Recent years have seen a rise in “naturalistic neuroimaging,” in which researchers scan participants viewing multimodal narrative stimuli—such as movies—to understand attention, memory, and emotion in dynamic contexts. While these studies have extended our understanding of how brain organization supports complex cognitive phenomena, they have also presented new challenges. In particular, these task paradigms make it especially difficult to disentangle individual differences in processing naturalistic stimuli from inter-individual variability in brain functional organization. In this talk, I will present new and emerging methods for comparing evoked brain activity across participants engaged in naturalistic tasks.

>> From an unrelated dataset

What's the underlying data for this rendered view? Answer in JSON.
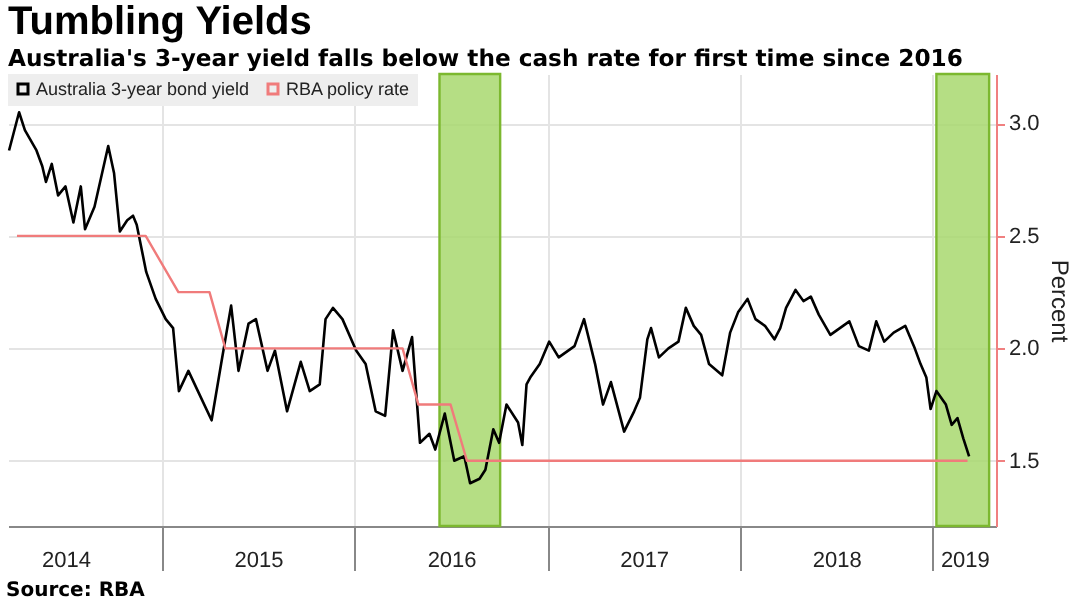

In particular, I will focus on our work exploring methods for aligning participants in a high-dimensional functional space, highlighting how these functional alignment methods recover individual variability that is typically discarded as noise in group-level analyses. I will also introduce work extending these ideas with a state-space modeling approach, motivated by better capturing individual-specific variance in segmenting continuous audio-visual stimuli into discrete events.
Elizabeth DuPre, PhD
, Stanford University
Department of Psychology
Normative modelling is rapidly becoming an established method for understanding inter-individual differences in clinical and population-based cohorts. While this approach has been used principally for detecting individualised deviations from age-related trajectories, it is also ideally suited to understanding variation in arbitrary mappings between brain and behaviour, for example learning mappings between cognitive instruments and task-related brain activity, and for mapping the influence of rich clinical symptom profiles and brain structure. In this talk, I will survey some of this emerging literature, highlighting applications from our group that aim to learn multi-dimensional mappings between brain and behaviour at voxel level precision and understanding fine patterns of individual difference and how these relate to external variables, such as environmental adversities. I will also showcase methodological developments from our group that enable the identification of individuals with atypical profiles, for example based on extreme value statistics. I will show that normative modelling provides a comprehensive platform for understanding individual differences.